Due to the excess strain on your body, not all workouts are recommended for pregnant women. A pregnancy workout routine should include activities that are fun yet simple. That way, you can work them into your schedule, you can stick with it for the entire term of the pregnancy and you do not risk straining yourself, which can lead to health threats for you and your little one. Here are a few ideas for exercise during pregnancy:

  • Walking – low-impact and no learning curve
  • Swimming – works both arms and legs and counteracts the increased back strain from your extended belly
  • Stretching – enhances blood circulation, which boosts mineral transport and the elimination of waste from the body
  • Yoga – builds strength and flexibility and can be done at home with yoga videos

In addition to physical activity, it is also crucial for you to eat a balanced diet. A diet rich in proteins, simple carbohydrates and complex carbohydrates is ideal for surrogate mothers. With both exercise and a healthy diet, you keep yourself at a healthy pregnancy weight and you ensure the baby gets all the nutrition it needs.

Resources:

 

Postpartum depression after delivery for surrogates

According to Infertility Answers, 10-20% of all women who give birth experience postpartum depression. The causes of postpartum depression are primarily hormones followed closely by mental health issues such as having a poor support system at home or conflict in relationships. Therefore, postpartum depression can affect any mother: surrogates, those who give their children up for adoption and even women who have planned their pregnancies for a long time and raise the children.

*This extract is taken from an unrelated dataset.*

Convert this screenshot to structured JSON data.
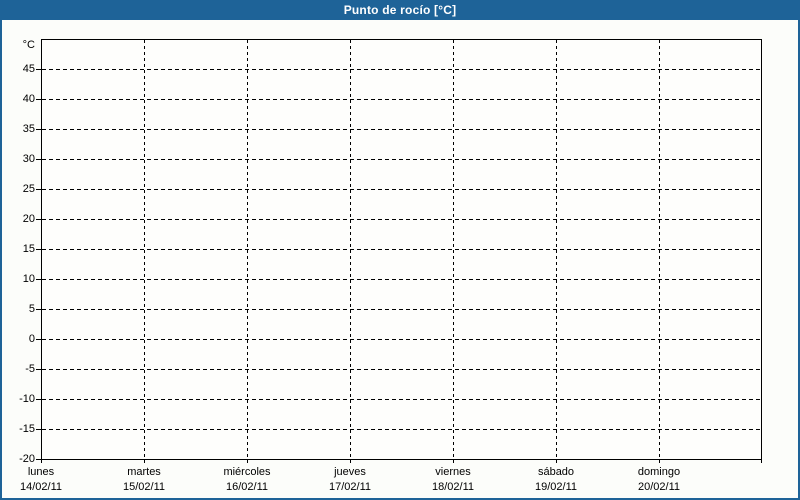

When does postpartum depression start?

It usually starts within a few months of delivery.

How long does postpartum depression last?

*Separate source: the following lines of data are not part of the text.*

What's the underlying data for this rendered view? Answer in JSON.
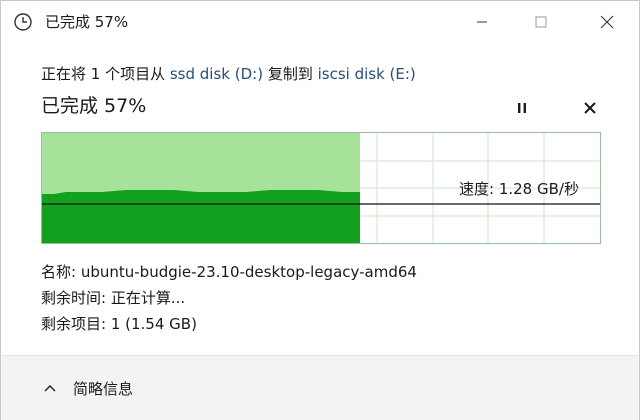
{
  "window": {
    "title": "已完成 57%",
    "icon": "clock-icon"
  },
  "copy_info": {
    "prefix": "正在将 1 个项目从 ",
    "source": "ssd disk (D:)",
    "middle": " 复制到 ",
    "destination": "iscsi disk (E:)"
  },
  "progress": {
    "title": "已完成 57%",
    "percent": 57,
    "speed_label": "速度: 1.28 GB/秒"
  },
  "details": {
    "name_label": "名称: ",
    "name_value": "ubuntu-budgie-23.10-desktop-legacy-amd64",
    "time_label": "剩余时间: ",
    "time_value": "正在计算...",
    "items_label": "剩余项目: ",
    "items_value": "1 (1.54 GB)"
  },
  "footer": {
    "toggle_label": "简略信息"
  },
  "colors": {
    "fill_light": "#a6e29a",
    "fill_dark": "#13a01f",
    "grid": "#cfe5cf",
    "link": "#2a4d7a"
  }
}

There is no one simple answer to this question. The length of postpartum depression depends on the severity of symptoms and the speed with which you receive treatment once you recognize the symptoms. For some women, postpartum depression only lasts for a few weeks, for others it is a few months, and sometimes it can last up to a year.

What are postpartum depression symptoms?

Common symptoms are as follows:

  • Depressed mood
  • Tearfulness
  • Inability to enjoy pleasurable activities
  • Trouble sleeping
  • Fatigue
  • Appetite problems
  • Suicidal thoughts
  • Feelings of inadequacy as a parent
  • Feelings of rejection
  • Impaired concentration

How can I prevent or reduce the symptoms of postpartum depression?

  • Set realistic expectations for yourself and your recovery
  • Try to avoid isolation
  • Surround yourself with supportive friends and family
  • Make time for yourself
  • Talk to other surrogates about their experiences; they very well might be going through the same thing.

If your depression lasts for longer than two weeks, you should talk with your OB or midwife for recommendations.

Most importantly for surrogates, the presence of postpartum depression does not mean that the match with intended parents was flawed or that handing the baby over was in any way a “mistake.” It is a medical side effect that can occur in any birth situation, and with the right care and support you can recover and get back to your life.

Resources:

 

Summary

Surrogacy is a unique, joyous calling for those who choose to undertake it. The journey comes with its own unique set of challenges that make the sacrifice all the more admirable. Bionix Health at Home hope these tips will provide relief when you need them and allow you to focus on your “why.” Whatever momentary discomforts come your way, nothing can outweigh the joy and delight that you will give your intended parents by letting warm, tiny kisses and childhood laughter fill their home.